Nel caso di specie, il Collegio evidenzia che nel modulo di ricorso risulta indicata, quale data del reclamo, quella di presentazione del ricorso. Al riguardo, osserva che, quand’anche il ricorrente avesse effettivamente provveduto alla presentazione del reclamo contestualmente al deposito del ricorso, non risulterebbe comunque trascorso il termine di 60 giorni per il relativo riscontro, circostanza quest’ultima che comporta, secondo il recente arresto del Collegio di coordinamento (decisione n. 15400/2021), l’inammissibilità, rilevabile anche d’ufficio, del ricorso

Si aggiunga che il ricorrente, nel chiedere al Collegio di “interagire” con l’intermediario cercando di instaurare una conciliazione con l’intermediario, sembrerebbe voler chiedere al Collegio lo svolgimento di un’attività di tipo consulenziale, la quale, per orientamento condiviso dei Collegi, non è consentita.
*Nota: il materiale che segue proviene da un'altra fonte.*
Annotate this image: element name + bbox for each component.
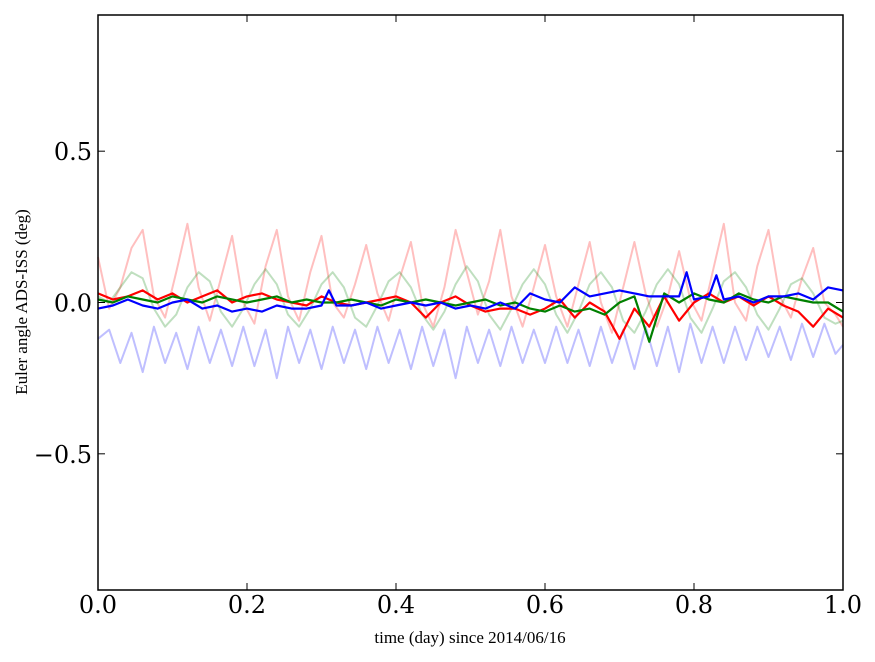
x-tick-label: 0.0 [79, 591, 117, 619]
x-tick-label: 0.6 [526, 591, 564, 619]
x-tick-label: 1.0 [824, 591, 862, 619]
series-line-2 [97, 322, 844, 380]
series-line-1 [97, 265, 844, 334]
x-tick-label: 0.4 [377, 591, 415, 619]
series-line-5 [97, 271, 844, 313]
series-line-4 [97, 292, 844, 343]
x-tick-label: 0.2 [228, 591, 266, 619]
y-tick-label: 0.5 [54, 138, 92, 166]
y-tick-label: −0.5 [34, 441, 92, 469]
x-axis-label: time (day) since 2014/06/16 [374, 628, 565, 647]
y-tick-label: 0.0 [54, 290, 92, 318]
ticks-layer: 0.0 0.2 0.4 0.6 0.8 1.0 0.5 0.0 −0.5 [34, 15, 862, 619]
y-axis-label: Euler angle ADS-ISS (deg) [12, 209, 31, 395]
series-line-0 [97, 222, 844, 334]
series-layer [97, 222, 844, 380]
x-tick-label: 0.8 [675, 591, 713, 619]
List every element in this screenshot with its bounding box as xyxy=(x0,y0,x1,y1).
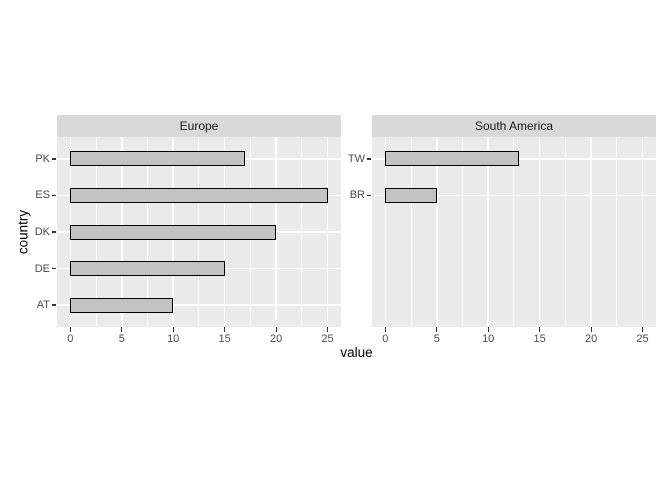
x-axis-title: value xyxy=(340,345,373,360)
x-tick-mark xyxy=(224,327,226,332)
x-tick-label: 25 xyxy=(636,333,649,345)
x-tick-mark xyxy=(436,327,438,332)
x-tick-mark xyxy=(487,327,489,332)
x-tick-mark xyxy=(641,327,644,332)
gridline-minor xyxy=(564,137,566,327)
x-tick-mark xyxy=(326,327,329,332)
x-tick-mark xyxy=(69,327,71,332)
x-tick-mark xyxy=(539,327,541,332)
facet-strip-label: Europe xyxy=(57,115,341,137)
bar-br xyxy=(385,187,437,203)
x-tick-mark xyxy=(384,327,386,332)
y-tick-mark xyxy=(52,267,56,270)
x-tick-mark xyxy=(121,327,123,332)
x-tick-mark xyxy=(172,327,174,332)
gridline-minor xyxy=(410,137,412,327)
y-tick-mark xyxy=(367,158,371,160)
y-category-label: DE xyxy=(34,262,50,275)
gridline-minor xyxy=(461,137,463,327)
x-tick-mark xyxy=(275,327,277,332)
y-tick-mark xyxy=(367,194,371,197)
x-tick-label: 0 xyxy=(67,333,74,345)
x-tick-label: 0 xyxy=(382,333,389,345)
facet-strip-label: South America xyxy=(372,115,656,137)
x-tick-label: 15 xyxy=(218,333,231,345)
y-tick-mark xyxy=(52,304,56,306)
x-tick-label: 5 xyxy=(433,333,440,345)
y-category-label: DK xyxy=(34,226,50,238)
x-tick-mark xyxy=(590,327,592,332)
y-tick-mark xyxy=(52,231,56,233)
x-tick-label: 10 xyxy=(482,333,495,345)
gridline-major xyxy=(372,194,656,197)
x-tick-label: 15 xyxy=(533,333,546,345)
x-tick-label: 20 xyxy=(269,333,283,345)
bar-de xyxy=(70,261,225,277)
y-category-label: PK xyxy=(35,152,50,165)
gridline-major xyxy=(57,304,341,306)
gridline-major xyxy=(641,137,644,327)
y-tick-mark xyxy=(52,194,56,197)
bar-dk xyxy=(70,224,277,240)
bar-at xyxy=(70,297,174,313)
y-tick-mark xyxy=(52,158,56,160)
x-tick-label: 10 xyxy=(167,333,180,345)
gridline-minor xyxy=(616,137,618,327)
y-category-label: TW xyxy=(347,152,365,165)
gridline-major xyxy=(436,137,438,327)
facet-south-america: South America TW BR 0 5 10 15 20 25 xyxy=(348,115,656,365)
y-category-label: BR xyxy=(349,189,365,202)
gridline-major xyxy=(590,137,592,327)
bar-tw xyxy=(385,151,520,167)
x-tick-label: 20 xyxy=(584,333,598,345)
facet-panel xyxy=(372,137,656,327)
facet-panel xyxy=(57,137,341,327)
x-tick-label: 25 xyxy=(321,333,334,345)
bar-es xyxy=(70,187,328,203)
facet-europe: Europe PK ES DK DE AT 0 5 10 15 20 25 xyxy=(35,115,341,365)
gridline-major xyxy=(487,137,489,327)
y-category-label: AT xyxy=(36,299,50,312)
gridline-minor xyxy=(513,137,515,327)
y-category-label: ES xyxy=(35,189,50,202)
bar-pk xyxy=(70,151,246,167)
gridline-major xyxy=(384,137,387,327)
gridline-major xyxy=(538,137,541,327)
x-tick-label: 5 xyxy=(118,333,125,345)
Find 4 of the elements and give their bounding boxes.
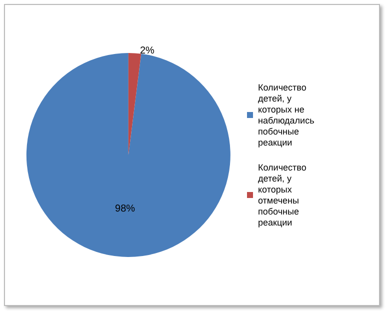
legend-label: Количество детей, у которых отмечены побочные реакции [258, 162, 309, 228]
data-label: 2% [140, 46, 155, 57]
data-label: 98% [115, 203, 136, 214]
legend-label: Количество детей, у которых не наблюдались побочные реакции [258, 82, 317, 148]
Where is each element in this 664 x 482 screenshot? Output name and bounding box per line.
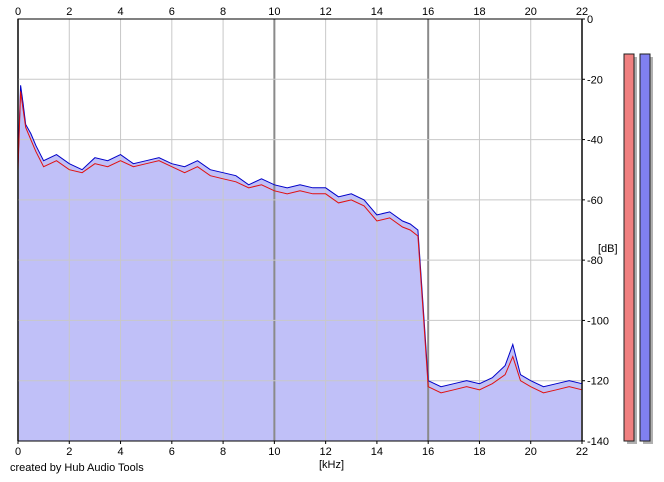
x-tick-label-top: 6	[169, 6, 175, 18]
credit-text: created by Hub Audio Tools	[10, 462, 144, 474]
y-axis-label: [dB]	[598, 243, 618, 255]
x-tick-label-bottom: 20	[525, 446, 537, 458]
plot-frame	[17, 18, 583, 442]
x-tick-label-top: 4	[117, 6, 123, 18]
x-tick-label-top: 8	[220, 6, 226, 18]
x-tick-label-bottom: 10	[268, 446, 280, 458]
y-tick-label: -40	[587, 135, 603, 147]
y-tick-label: -100	[587, 315, 609, 327]
x-tick-label-top: 20	[525, 6, 537, 18]
x-tick-label-top: 22	[576, 6, 588, 18]
y-tick-label: -80	[587, 255, 603, 267]
x-tick-label-top: 16	[422, 6, 434, 18]
y-tick-label: -20	[587, 74, 603, 86]
x-tick-label-bottom: 0	[15, 446, 21, 458]
series-area	[18, 85, 582, 442]
y-tick-label: -60	[587, 195, 603, 207]
x-tick-label-bottom: 16	[422, 446, 434, 458]
x-tick-label-bottom: 22	[576, 446, 588, 458]
x-tick-label-top: 12	[320, 6, 332, 18]
x-tick-label-bottom: 12	[320, 446, 332, 458]
x-tick-label-top: 2	[66, 6, 72, 18]
left-level-meter	[623, 53, 635, 442]
series-line	[17, 85, 583, 388]
series-line	[17, 91, 583, 394]
x-tick-label-bottom: 4	[117, 446, 123, 458]
x-tick-label-bottom: 6	[169, 446, 175, 458]
x-tick-label-top: 0	[15, 6, 21, 18]
y-tick-label: 0	[587, 14, 593, 26]
x-axis-label: [kHz]	[319, 459, 344, 471]
x-tick-label-bottom: 8	[220, 446, 226, 458]
x-tick-label-bottom: 18	[473, 446, 485, 458]
right-level-meter	[639, 53, 651, 442]
x-tick-label-top: 10	[268, 6, 280, 18]
x-tick-label-top: 14	[371, 6, 383, 18]
x-tick-label-top: 18	[473, 6, 485, 18]
x-tick-label-bottom: 14	[371, 446, 383, 458]
y-tick-label: -120	[587, 376, 609, 388]
x-tick-label-bottom: 2	[66, 446, 72, 458]
y-tick-label: -140	[587, 436, 609, 448]
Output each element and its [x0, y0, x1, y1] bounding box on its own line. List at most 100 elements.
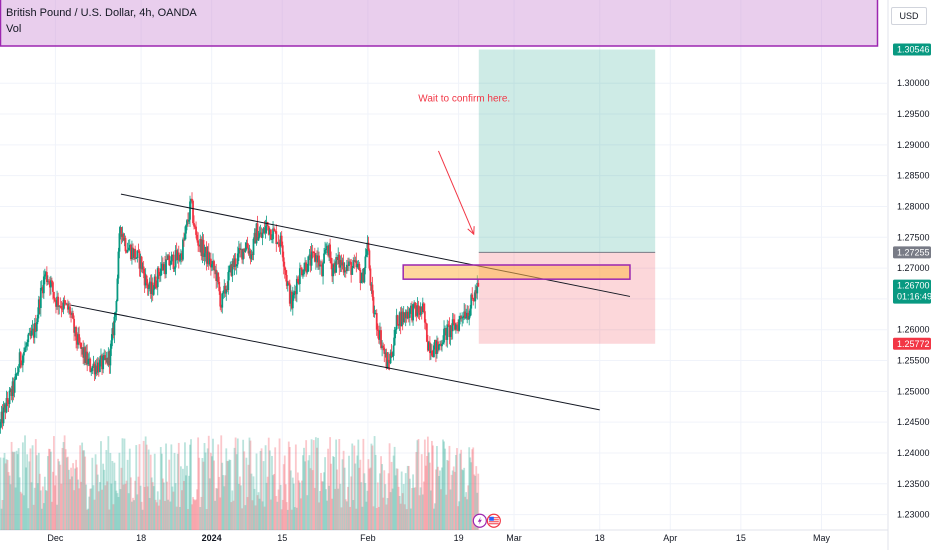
candle-body: [65, 303, 68, 305]
volume-bar: [107, 436, 110, 530]
volume-bar: [253, 488, 256, 530]
candle-body: [34, 323, 37, 332]
volume-bar: [362, 438, 365, 530]
volume-bar: [72, 463, 74, 530]
volume-bar: [352, 500, 355, 530]
volume-bar: [233, 447, 236, 530]
candle-body: [425, 323, 428, 342]
candle-body: [211, 264, 213, 268]
candle-body: [203, 253, 206, 257]
volume-bar: [373, 436, 376, 530]
volume-bar: [344, 499, 347, 530]
candle-body: [382, 345, 385, 348]
candle-body: [117, 251, 120, 279]
candles: [0, 192, 480, 434]
volume-bar: [394, 475, 397, 530]
candle-body: [297, 281, 300, 285]
candle-body: [265, 222, 268, 227]
volume-bar: [59, 464, 62, 530]
volume-bar: [68, 469, 70, 530]
volume-bar: [74, 468, 76, 530]
volume-bar: [152, 486, 155, 530]
candle-body: [0, 411, 3, 422]
candle-body: [50, 280, 52, 288]
price-badge-value: 1.30546: [897, 45, 930, 55]
candle-body: [4, 404, 7, 413]
volume-bar: [65, 457, 68, 530]
candle-body: [473, 299, 476, 302]
flag-canton: [489, 516, 494, 521]
candle-body: [55, 300, 57, 307]
candle-body: [128, 244, 131, 248]
candle-body: [308, 254, 311, 257]
currency-button[interactable]: USD: [891, 7, 927, 25]
volume-bar: [86, 509, 89, 530]
volume-bar: [331, 498, 334, 530]
volume-bar: [203, 443, 206, 530]
candle-body: [92, 363, 95, 367]
volume-bar: [174, 483, 177, 530]
y-tick-label: 1.29000: [897, 140, 930, 150]
volume-bar: [443, 441, 445, 530]
candle-body: [442, 342, 444, 345]
candle-body: [5, 398, 8, 413]
volume-bar: [472, 447, 475, 530]
volume-bar: [256, 495, 259, 530]
volume-bar: [269, 499, 272, 530]
candle-body: [234, 258, 237, 267]
candle-body: [187, 220, 189, 222]
volume-bar: [288, 447, 291, 530]
volume-bar: [357, 439, 360, 530]
volume-bar: [237, 483, 240, 530]
candle-body: [147, 288, 150, 289]
volume-bar: [321, 481, 323, 530]
volume-bar: [125, 480, 128, 530]
candle-body: [362, 272, 365, 283]
x-tick-label: 18: [136, 533, 146, 543]
volume-bar: [384, 484, 387, 530]
y-tick-label: 1.24500: [897, 417, 930, 427]
y-tick-label: 1.30000: [897, 78, 930, 88]
volume-bar: [32, 504, 35, 530]
candle-body: [436, 341, 438, 354]
volume-bar: [77, 479, 80, 530]
volume-bar: [222, 475, 225, 530]
volume-bar: [140, 501, 143, 530]
volume-bar: [261, 501, 264, 530]
volume-bar: [421, 494, 424, 530]
candle-body: [165, 259, 167, 275]
candle-body: [445, 328, 448, 340]
candle-body: [102, 356, 105, 370]
volume-bar: [45, 490, 48, 530]
volume-bar: [14, 487, 17, 530]
candle-body: [193, 223, 195, 227]
candle-body: [20, 362, 23, 366]
price-badge-value: 1.25772: [897, 339, 930, 349]
candle-body: [1, 411, 4, 424]
candle-body: [154, 276, 157, 288]
candle-body: [412, 304, 414, 321]
volume-bar: [456, 448, 458, 530]
candle-body: [334, 263, 337, 273]
candle-body: [252, 238, 255, 256]
candle-body: [166, 259, 169, 261]
volume-bar: [380, 456, 382, 530]
volume-bar: [273, 473, 276, 530]
volume-bar: [369, 467, 372, 530]
price-badge: 1.27255: [893, 246, 931, 259]
candle-body: [433, 345, 435, 358]
volume-bar: [94, 454, 97, 530]
volume-bar: [463, 467, 466, 530]
volume-bar: [9, 484, 12, 530]
candle-body: [300, 268, 303, 276]
candle-body: [135, 257, 138, 259]
volume-bar: [283, 455, 286, 530]
candle-body: [309, 254, 312, 266]
volume-bar: [13, 451, 16, 530]
candle-body: [394, 329, 397, 331]
candle-body: [213, 261, 215, 270]
volume-bar: [1, 500, 4, 530]
candle-body: [375, 313, 378, 330]
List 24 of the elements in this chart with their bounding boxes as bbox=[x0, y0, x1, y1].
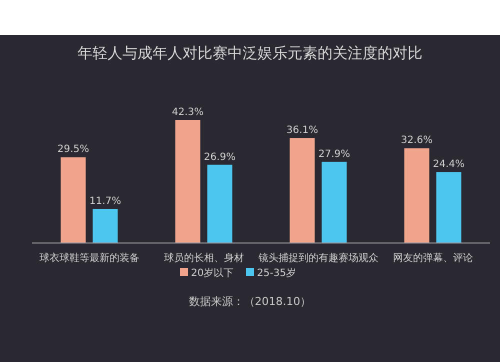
bar bbox=[322, 162, 347, 243]
legend-label: 25-35岁 bbox=[257, 267, 296, 279]
legend-label: 20岁以下 bbox=[191, 267, 234, 279]
data-label: 42.3% bbox=[172, 107, 204, 118]
bar bbox=[60, 157, 86, 243]
data-label: 26.9% bbox=[204, 152, 236, 163]
data-label: 32.6% bbox=[400, 135, 433, 146]
data-label: 29.5% bbox=[57, 144, 90, 156]
x-tick-label: 网友的弹幕、评论 bbox=[392, 252, 473, 264]
bar bbox=[92, 208, 118, 243]
chart-title: 年轻人与成年人对比赛中泛娱乐元素的关注度的对比 bbox=[78, 44, 422, 62]
bar bbox=[175, 120, 200, 243]
bar bbox=[436, 172, 462, 243]
x-tick-label: 球衣球鞋等最新的装备 bbox=[39, 252, 140, 264]
bar bbox=[404, 148, 430, 243]
x-tick-label: 球员的长相、身材 bbox=[164, 252, 244, 264]
x-tick-label: 镜头捕捉到的有趣赛场观众 bbox=[257, 252, 378, 264]
data-label: 27.9% bbox=[318, 148, 350, 160]
bar bbox=[290, 138, 315, 243]
data-label: 11.7% bbox=[89, 196, 122, 207]
data-label: 36.1% bbox=[286, 125, 318, 136]
source-note: 数据来源：（2018.10） bbox=[188, 295, 312, 308]
data-label: 24.4% bbox=[432, 159, 465, 170]
bar bbox=[207, 164, 232, 243]
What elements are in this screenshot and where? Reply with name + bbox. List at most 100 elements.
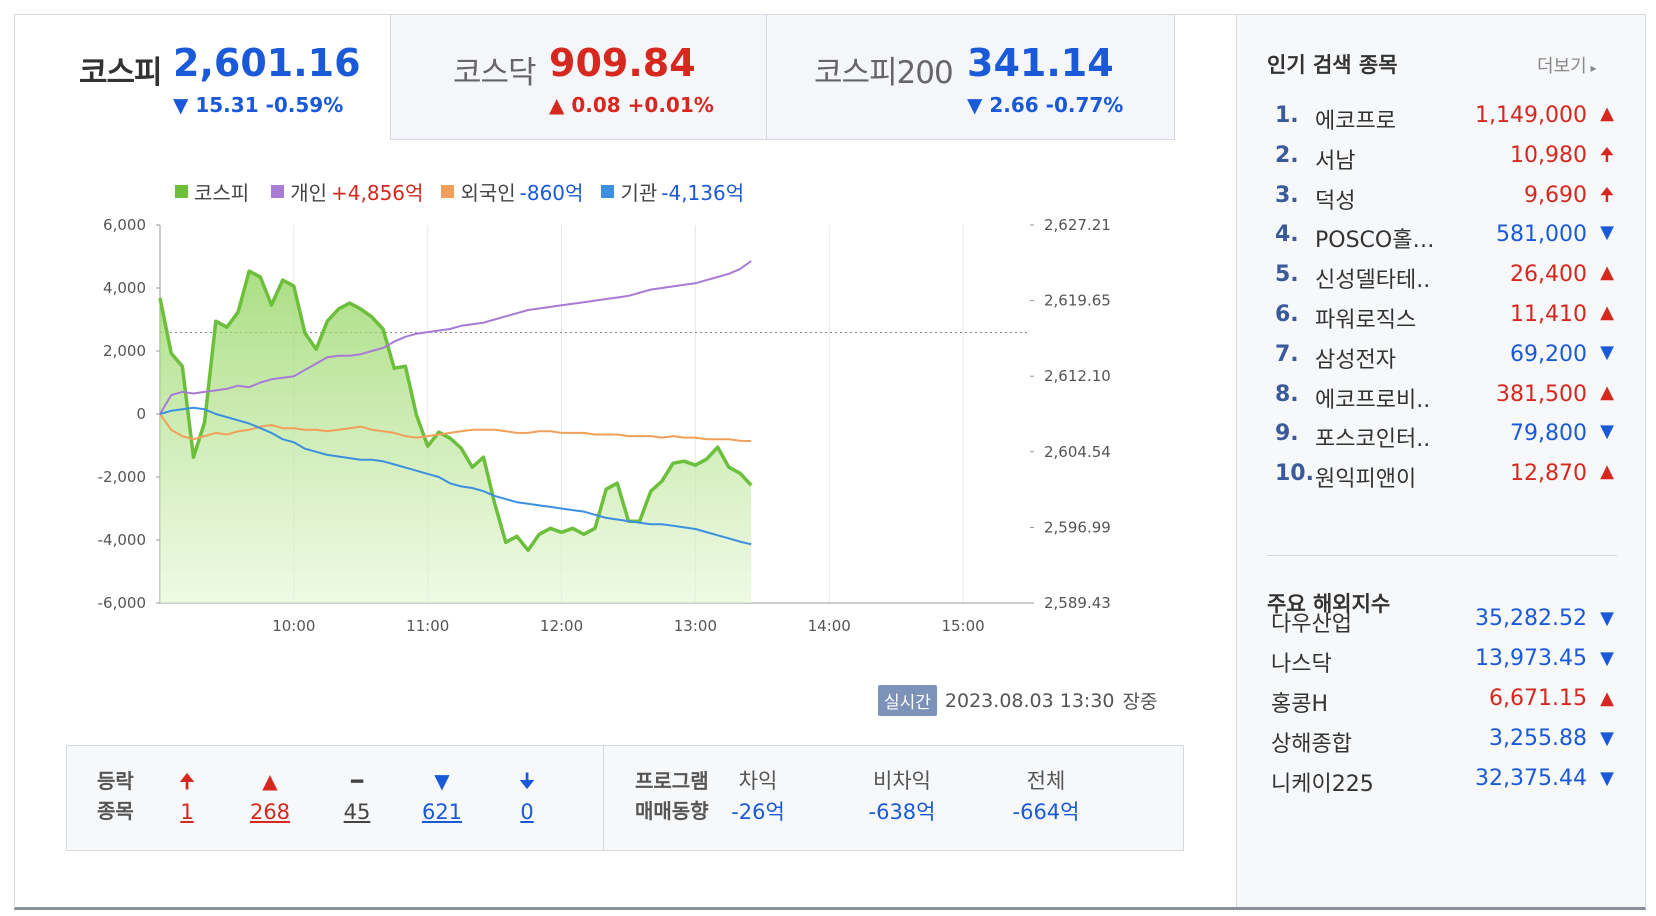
rank-number: 4. [1275,222,1299,248]
ad-upper-limit: 🠉 1 [152,766,222,828]
popular-stock-row[interactable]: 1. 에코프로 1,149,000 ▲ [1267,95,1617,137]
overseas-index-row[interactable]: 다우산업 35,282.52 ▼ [1267,598,1617,640]
realtime-datetime: 2023.08.03 13:30 [944,689,1115,712]
overseas-index-name: 나스닥 [1271,652,1332,677]
index-change: ▼ 2.66 -0.77% [967,93,1124,117]
overseas-index-name: 홍콩H [1271,692,1329,717]
program-label: 전체 [1026,769,1066,793]
index-name: 코스닥 [453,55,537,91]
arrow-up-bold-icon: 🠉 [1599,184,1615,206]
realtime-info: 실시간 2023.08.03 13:30 장중 [878,685,1157,716]
stock-name: 파워로직스 [1315,308,1417,333]
popular-stock-row[interactable]: 3. 덕성 9,690 🠉 [1267,175,1617,217]
arrow-up-bold-icon: 🠉 [178,769,196,793]
popular-stock-row[interactable]: 10. 원익피앤이 12,870 ▲ [1267,453,1617,495]
ad-count-link[interactable]: 45 [343,800,371,824]
header-line: 등락 [97,769,134,793]
overseas-index-row[interactable]: 상해종합 3,255.88 ▼ [1267,718,1617,760]
y-right-tick-label: 2,589.43 [1044,594,1111,612]
popular-stock-row[interactable]: 8. 에코프로비.. 381,500 ▲ [1267,374,1617,416]
triangle-down-icon: ▼ [1600,421,1614,443]
rank-number: 6. [1275,302,1299,327]
index-change: ▲ 0.08 +0.01% [549,93,714,117]
rank-number: 3. [1275,182,1299,208]
popular-stock-row[interactable]: 5. 신성델타테.. 26,400 ▲ [1267,254,1617,296]
stock-price: 69,200 [1510,341,1587,367]
stock-price: 12,870 [1510,461,1587,487]
y-left-tick-label: -4,000 [98,531,146,549]
stock-name: POSCO홀… [1315,228,1435,254]
ad-count-link[interactable]: 268 [249,800,291,824]
legend-value: -860억 [519,181,584,205]
realtime-badge[interactable]: 실시간 [878,685,937,716]
stock-price: 26,400 [1510,262,1587,288]
ad-flat: ━ 45 [322,766,392,828]
ad-rise: ▲ 268 [235,766,305,828]
stock-name: 덕성 [1315,188,1356,214]
rank-number: 1. [1275,103,1299,128]
stock-price: 10,980 [1510,142,1587,168]
ad-count-link[interactable]: 1 [180,800,194,824]
series-line-kospi [158,269,753,553]
rank-number: 8. [1275,381,1299,407]
legend-individual: 개인 +4,856억 [271,177,423,206]
popular-stock-row[interactable]: 4. POSCO홀… 581,000 ▼ [1267,214,1617,256]
popular-stock-row[interactable]: 2. 서남 10,980 🠉 [1267,135,1617,177]
series-line-3d8fe0 [159,406,752,546]
x-tick-label: 15:00 [941,617,984,635]
popular-stock-row[interactable]: 6. 파워로직스 11,410 ▲ [1267,294,1617,336]
arrow-down-bold-icon: 🠋 [518,769,536,793]
stock-name: 삼성전자 [1315,347,1396,373]
triangle-up-icon: ▲ [1600,688,1614,709]
stock-name: 에코프로 [1315,109,1396,134]
advance-decline-header: 등락 종목 [97,766,134,826]
triangle-up-icon: ▲ [1600,302,1614,323]
legend-institution: 기관 -4,136억 [601,177,744,206]
stock-price: 11,410 [1510,302,1587,327]
more-link[interactable]: 더보기 ▸ [1537,52,1597,78]
legend-swatch [175,185,188,198]
program-label: 비차익 [873,769,931,793]
legend-value: -4,136억 [661,181,745,205]
triangle-up-icon: ▲ [1600,103,1614,124]
x-tick-label: 11:00 [406,617,449,635]
rank-number: 9. [1275,421,1299,447]
arrow-up-bold-icon: 🠉 [1599,144,1615,166]
index-change: ▼ 15.31 -0.59% [173,93,344,117]
popular-title: 인기 검색 종목 [1267,53,1398,77]
overseas-index-row[interactable]: 홍콩H 6,671.15 ▲ [1267,678,1617,720]
triangle-down-icon: ▼ [1600,648,1614,669]
rank-number: 7. [1275,341,1299,367]
section-divider [1267,555,1617,556]
legend-value: +4,856억 [331,181,424,205]
tab-kospi200[interactable]: 코스피200 341.14 ▼ 2.66 -0.77% [767,15,1175,140]
overseas-index-value: 3,255.88 [1489,726,1587,751]
tab-kosdaq[interactable]: 코스닥 909.84 ▲ 0.08 +0.01% [391,15,767,140]
overseas-index-row[interactable]: 나스닥 13,973.45 ▼ [1267,638,1617,680]
popular-stock-row[interactable]: 7. 삼성전자 69,200 ▼ [1267,334,1617,376]
popular-stock-row[interactable]: 9. 포스코인터.. 79,800 ▼ [1267,413,1617,455]
program-header: 프로그램 매매동향 [635,766,709,826]
series-line-a77bd6 [159,260,752,415]
header-line: 매매동향 [635,799,709,823]
overseas-index-name: 상해종합 [1271,732,1352,757]
overseas-index-name: 다우산업 [1271,612,1352,637]
stock-price: 9,690 [1524,182,1587,208]
ad-fall: ▼ 621 [407,766,477,828]
ad-count-link[interactable]: 0 [520,800,534,824]
ad-count-link[interactable]: 621 [421,800,463,824]
stock-price: 581,000 [1496,222,1587,248]
tab-kospi[interactable]: 코스피 2,601.16 ▼ 15.31 -0.59% [15,15,391,140]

Come sancito sul punto proprio dal Collegio di Napoli, decisione n. 2950/2017: “[…] Il Collegio è stato chiamato a svolgere un’attività di natura consulenziale sulla base di una domanda di tipo esplorativo e “l’Arbitro Bancario Finanziario ha più volte statuito di non potere esaminare domande aventi natura consulenziale ed esplorativa: come appunto può leggersi nei precedenti sul tema, ciò accade in presenza di un’allegazione connotata da vaghezza e genericità, atteso che ogni domanda giudiziale postula un’affermazione univoca, un vanto determinato, una pretesa insoddisfatta rispetto ai quali sia resa possibile al Collegio la verifica di fondatezza su base documentale al quale è chiamato dalla normativa applicabile (cfr., ex multis Collegio di Napoli, decisione n. 4135/2014; Collegio di Roma, decisioni n. 2358/2014 e n. 758/2015)”:

così la decisione di questo Collegio n. 8680/2016, e la decisione n. 7768/2016. Del medesimo avviso il Collegio di Milano (decisioni n. 4777/2015, n. 1894/2013, n. 644/2010, n. 385/2011)”.

P.Q.M.

Il Collegio dichiara il ricorso irricevibile.